Hilda Ortiz-Morales, ACNP, MSN, PhD, has a history with HIV prevention and treatment—a history that nearly traces back to the origin of the HIV/AIDS epidemic in the United States. With degrees from Lehman College and the College of New Rochelle, Ortiz-Morales has spent 34 years as a nurse practitioner, many of those years at Montefiore Medical Center, one of the busiest hospitals in the Bronx, New York.

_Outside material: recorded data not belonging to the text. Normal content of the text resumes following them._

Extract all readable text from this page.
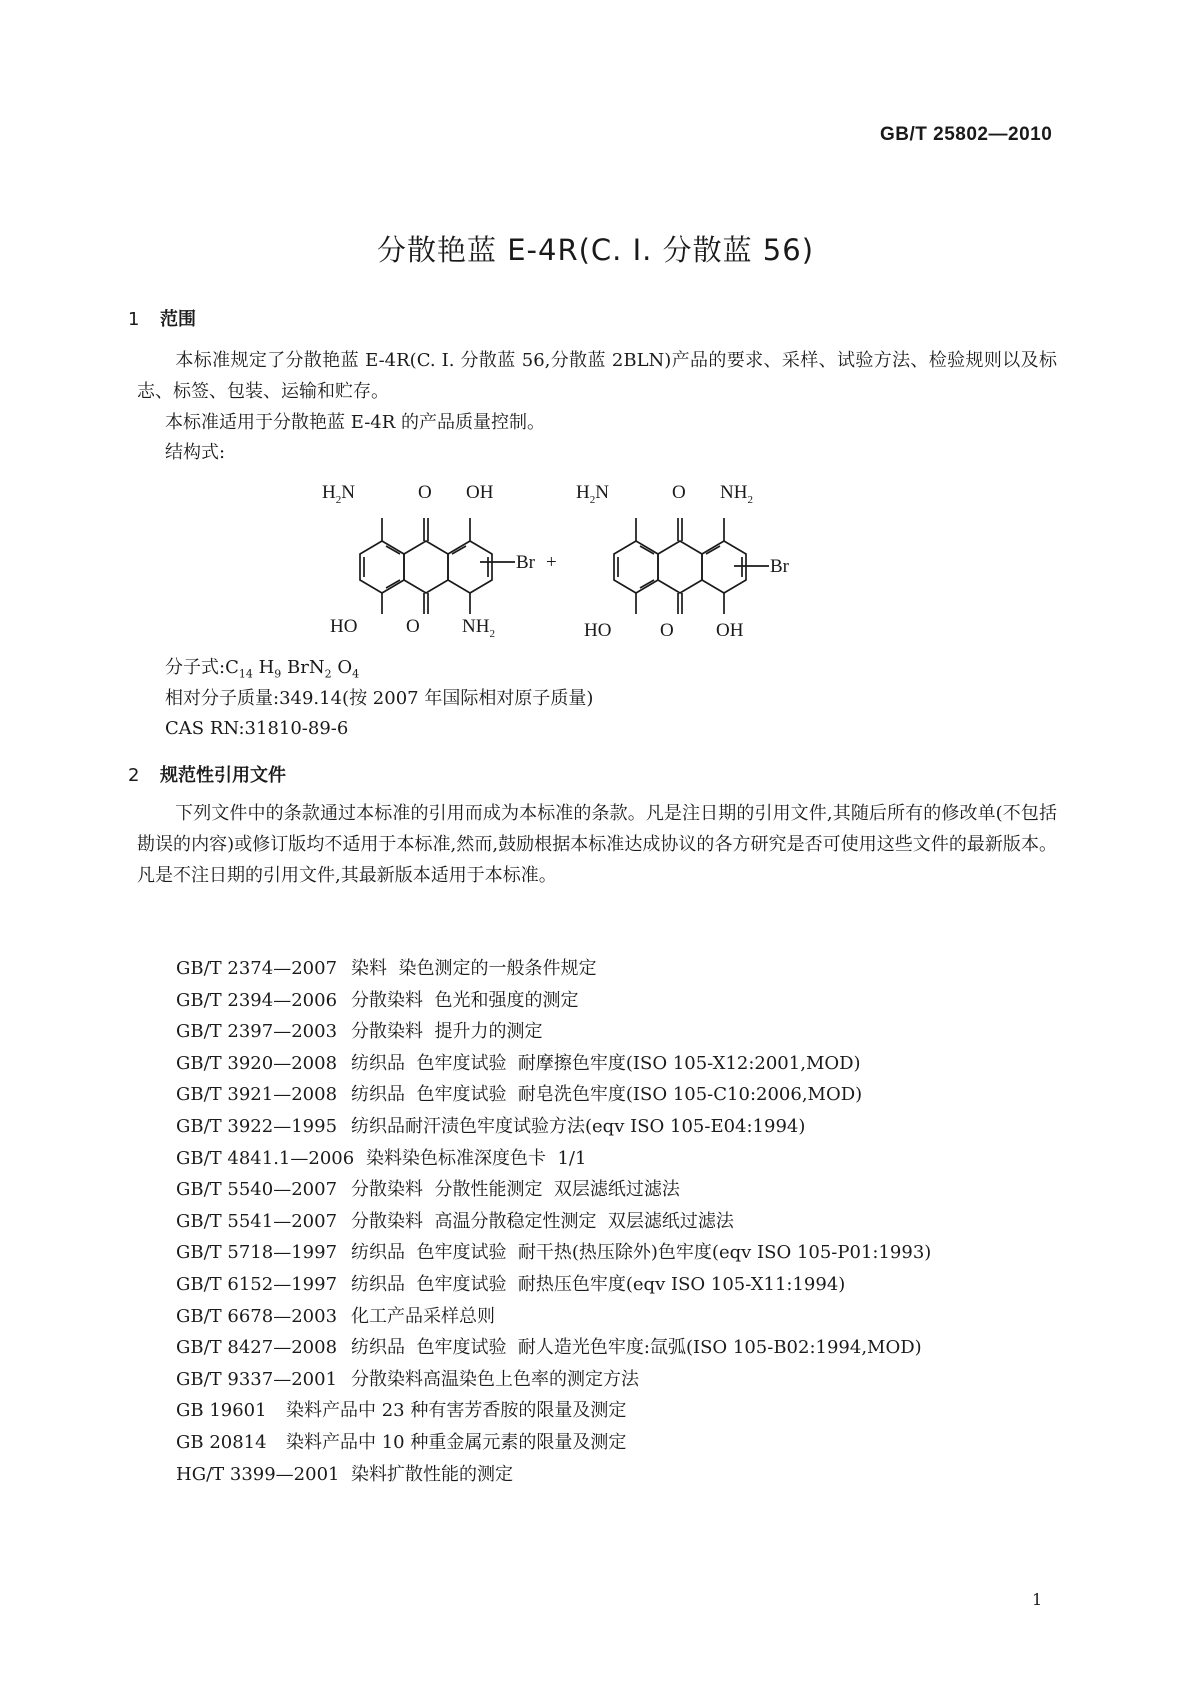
GB/T 25802—2010
分散艳蓝 E-4R(C. I. 分散蓝 56)
1 范围
本标准规定了分散艳蓝 E-4R(C. I. 分散蓝 56,分散蓝 2BLN)产品的要求、采样、试验方法、检验规则以及标志、标签、包装、运输和贮存。
本标准适用于分散艳蓝 E-4R 的产品质量控制。
结构式:
$H_2N$	O OH
Br
HO	O $NH_2$
+
$H_2N$	O $NH_2$
Br
HO	O OH
分子式$:C_{14}$ $H_9$ BrN$_2$ $O_4$
相对分子质量:349.14(按 2007 年国际相对原子质量)
CAS RN:31810-89-6
2 规范性引用文件
下列文件中的条款通过本标准的引用而成为本标准的条款。凡是注日期的引用文件,其随后所有的修改单(不包括勘误的内容)或修订版均不适用于本标准,然而,鼓励根据本标准达成协议的各方研究是否可使用这些文件的最新版本。凡是不注日期的引用文件,其最新版本适用于本标准。
GB/T 2374—2007 染料  染色测定的一般条件规定
GB/T 2394—2006 分散染料  色光和强度的测定
GB/T 2397—2003 分散染料  提升力的测定
GB/T 3920—2008 纺织品  色牢度试验  耐摩擦色牢度(ISO 105-X12:2001,MOD)
GB/T 3921—2008 纺织品  色牢度试验  耐皂洗色牢度(ISO 105-C10:2006,MOD)
GB/T 3922—1995 纺织品耐汗渍色牢度试验方法(eqv ISO 105-E04:1994)
GB/T 4841.1—2006 染料染色标准深度色卡  1/1
GB/T 5540—2007 分散染料  分散性能测定  双层滤纸过滤法
GB/T 5541—2007 分散染料  高温分散稳定性测定  双层滤纸过滤法
GB/T 5718—1997 纺织品  色牢度试验  耐干热(热压除外)色牢度(eqv ISO 105-P01:1993)
GB/T 6152—1997 纺织品  色牢度试验  耐热压色牢度(eqv ISO 105-X11:1994)
GB/T 6678—2003 化工产品采样总则
GB/T 8427—2008 纺织品  色牢度试验  耐人造光色牢度:氙弧(ISO 105-B02:1994,MOD)
GB/T 9337—2001 分散染料高温染色上色率的测定方法
GB 19601 染料产品中 23 种有害芳香胺的限量及测定
GB 20814 染料产品中 10 种重金属元素的限量及测定
HG/T 3399—2001 染料扩散性能的测定
1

Like many registered nurses, Ortiz-Morales had wanted to work in the field since childhood. Her mother was chronically ill, requiring visiting nurses. “The care and caring they provided my mother left a lasting impression on me,” she says. “I knew then that I was going to become a RN when I grew up.”
With immigrants from the Dominican Republic, Jamaica, Ghana, Bangladesh, and many other nations, the Bronx is an extraordinary example of America’s increasing diversity. With a population of 53% Latinos, 30% African Americans, 11% whites, and 3% Asians, the Bronx differs from the average American county in several ways. Almost one-third of its residents were born outside the United States, half of its children are born to foreign-born mothers, and the borough stands as the first borough in New York City to have the majority be people of color.
While the Bronx benefits from its diverse population, historic problems of poverty and poor health continue to plague its residents. The Bronx is one of only five American counties to have more than 30% single-parent households. In New York City, neighborhoods as varied as mostly black Harlem, and mostly white Chelsea, are familiar with the devastation brought by the HIV/AIDS pandemic.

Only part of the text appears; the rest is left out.